TOLEDO (OH)
Toledo Blade
September 28, 2017
Barbara Blaine, the founder and former longtime president of the Survivors Network of those Abused by Priests, or SNAP, died suddenly a few days ago while on vacation with her husband. Though she had not lived in Toledo for many years, she is one of the great heroes in the history of this city.
Ms. Blaine grew up in Toledo, and it was in a Toledo Catholic school that she was sexually assaulted as a grade school child — by a parish priest she trusted and admired. Years of private pleading with the bishop and other officials of the diocese of Toledo resulted only in broken promises and lies. She got no justice. Barbara Blaine made up her mind that she would devote all her energy, and the rest of her life, to justice. And that is what she did. She had a vocation — a religious one.

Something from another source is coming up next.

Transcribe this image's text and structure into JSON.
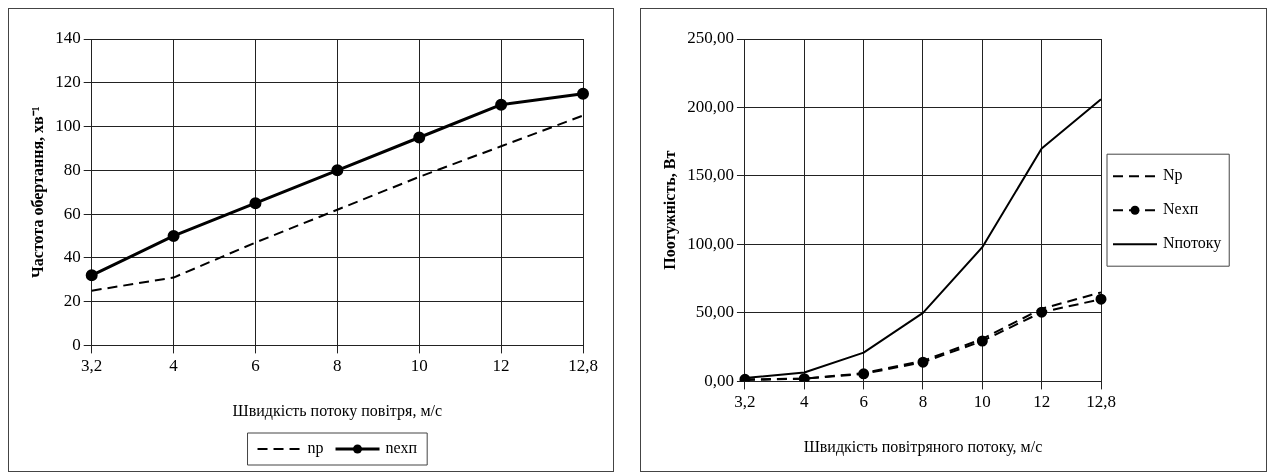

SNAP has not been without controversy. And it has sometimes, in its righteousness, painted with brush strokes too careless and too broad.
But, by setting up an international organization on clergy child abuse that has chapters throughout the world, Ms. Blaine and SNAP made it possible for a victim almost anywhere to tell his, or her, story, to get help, and to seek justice.
It has been said that the clergy sex abuse scandal in Boston, tenaciously exposed by fine journalists at the Boston Globe, and famously documented and lauded, could never have been uncovered without SNAP. For abuse victims simply would not have felt safe coming out of the shadows. They would not have felt, or been, supported — legally, psychologically, or emotionally — without SNAP.
And SNAP began as one lonely, wounded, angry woman’s voice.
Barbara Blaine’s was that rare life that left footprints. She knew truth was the fountain of justice.